When the news weighs us down, when we question whether we can make a difference, when despair threatens to overcome us, how can we find the hope to act? How can the covenant of community empower us? Using examples from his forthcoming book, “Heroes and Other Mortals,” Frye Gaillard will talk about individuals who faced hard realities and worked to make them better. Jane McAlister Pope will offer personal reflections on the need to see clearly, act fearlessly, gather allies and approach a seemingly dark future with light.
Frye Gaillard, who recently retired as Writer in Residence at the University of South Alabama, is the former Southern Editor at The Charlotte Observer and author of more than 30 books, including “A Hard Rain: America in the 1960s,” “Cradle of Freedom: Alabama and the Movement That Changed America” and “Watermelon Wine: The Spirit of Country Music.” Frye has won the Lillian Smith Book Award and the F. Scott Fitzgerald Museum Literary Prize. Two of his books – “The Southernization of America: A Story of Democracy in the Balance,” coauthored with Cynthia Tucker, and “A Hard Rain” – were named by NPR to its list of best books in the years they were published. He lives in Mobile, Alabama.
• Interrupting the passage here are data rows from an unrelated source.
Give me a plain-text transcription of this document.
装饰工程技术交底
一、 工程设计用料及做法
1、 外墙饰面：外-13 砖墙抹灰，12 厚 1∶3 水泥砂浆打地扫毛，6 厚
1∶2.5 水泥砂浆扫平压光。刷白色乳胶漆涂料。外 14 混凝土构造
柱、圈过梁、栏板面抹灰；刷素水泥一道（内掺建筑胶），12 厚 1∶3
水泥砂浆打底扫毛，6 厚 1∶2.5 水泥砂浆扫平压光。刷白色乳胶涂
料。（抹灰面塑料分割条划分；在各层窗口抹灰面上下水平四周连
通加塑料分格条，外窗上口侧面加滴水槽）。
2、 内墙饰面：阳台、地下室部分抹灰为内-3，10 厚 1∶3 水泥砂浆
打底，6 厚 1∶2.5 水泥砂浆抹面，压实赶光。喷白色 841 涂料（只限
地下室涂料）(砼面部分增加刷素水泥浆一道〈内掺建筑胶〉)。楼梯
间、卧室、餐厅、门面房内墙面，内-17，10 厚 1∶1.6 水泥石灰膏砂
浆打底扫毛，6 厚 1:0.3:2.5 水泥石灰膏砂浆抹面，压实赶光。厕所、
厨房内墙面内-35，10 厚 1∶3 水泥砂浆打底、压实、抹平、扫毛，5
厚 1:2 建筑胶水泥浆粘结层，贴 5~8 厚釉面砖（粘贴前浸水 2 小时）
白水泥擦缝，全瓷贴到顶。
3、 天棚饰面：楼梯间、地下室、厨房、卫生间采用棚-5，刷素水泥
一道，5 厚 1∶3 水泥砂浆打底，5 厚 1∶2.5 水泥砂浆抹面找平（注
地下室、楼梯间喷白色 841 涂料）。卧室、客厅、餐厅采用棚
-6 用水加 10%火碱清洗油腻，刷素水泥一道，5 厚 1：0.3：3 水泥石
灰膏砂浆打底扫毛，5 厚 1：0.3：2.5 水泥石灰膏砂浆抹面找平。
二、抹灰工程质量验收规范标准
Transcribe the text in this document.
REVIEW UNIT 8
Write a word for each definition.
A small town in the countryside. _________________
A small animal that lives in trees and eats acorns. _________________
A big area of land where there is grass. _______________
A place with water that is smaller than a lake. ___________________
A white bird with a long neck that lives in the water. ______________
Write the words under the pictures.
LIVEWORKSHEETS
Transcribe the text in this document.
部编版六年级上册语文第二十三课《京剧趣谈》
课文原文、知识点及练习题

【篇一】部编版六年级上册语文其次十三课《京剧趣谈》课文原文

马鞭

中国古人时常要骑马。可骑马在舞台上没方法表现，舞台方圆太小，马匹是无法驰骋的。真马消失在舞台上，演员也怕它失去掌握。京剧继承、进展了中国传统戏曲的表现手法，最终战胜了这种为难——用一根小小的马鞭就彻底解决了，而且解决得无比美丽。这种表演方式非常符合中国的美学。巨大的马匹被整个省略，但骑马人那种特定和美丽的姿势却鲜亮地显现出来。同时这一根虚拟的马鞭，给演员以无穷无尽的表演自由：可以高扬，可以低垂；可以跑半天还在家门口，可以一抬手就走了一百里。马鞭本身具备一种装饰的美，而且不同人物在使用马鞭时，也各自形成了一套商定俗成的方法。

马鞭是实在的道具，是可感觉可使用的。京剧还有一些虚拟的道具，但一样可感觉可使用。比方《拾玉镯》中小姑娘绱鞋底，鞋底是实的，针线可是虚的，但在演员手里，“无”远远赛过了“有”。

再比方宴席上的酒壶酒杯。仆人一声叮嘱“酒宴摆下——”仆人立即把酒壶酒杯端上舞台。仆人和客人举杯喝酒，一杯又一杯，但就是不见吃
Jane McAlister Pope is a retired newspaper editor who spent most of her career at The Charlotte Observer. She has spoken and led retreats at a variety of churches since the 1980s, most recently for the Unitarian Universalist Fellowship of Lake Norman. Jane still edits and writes, but these days most of her time and energy go to helping her preschool grandchildren find wonder, light and love in the world. She lives in Davidson, North Carolina.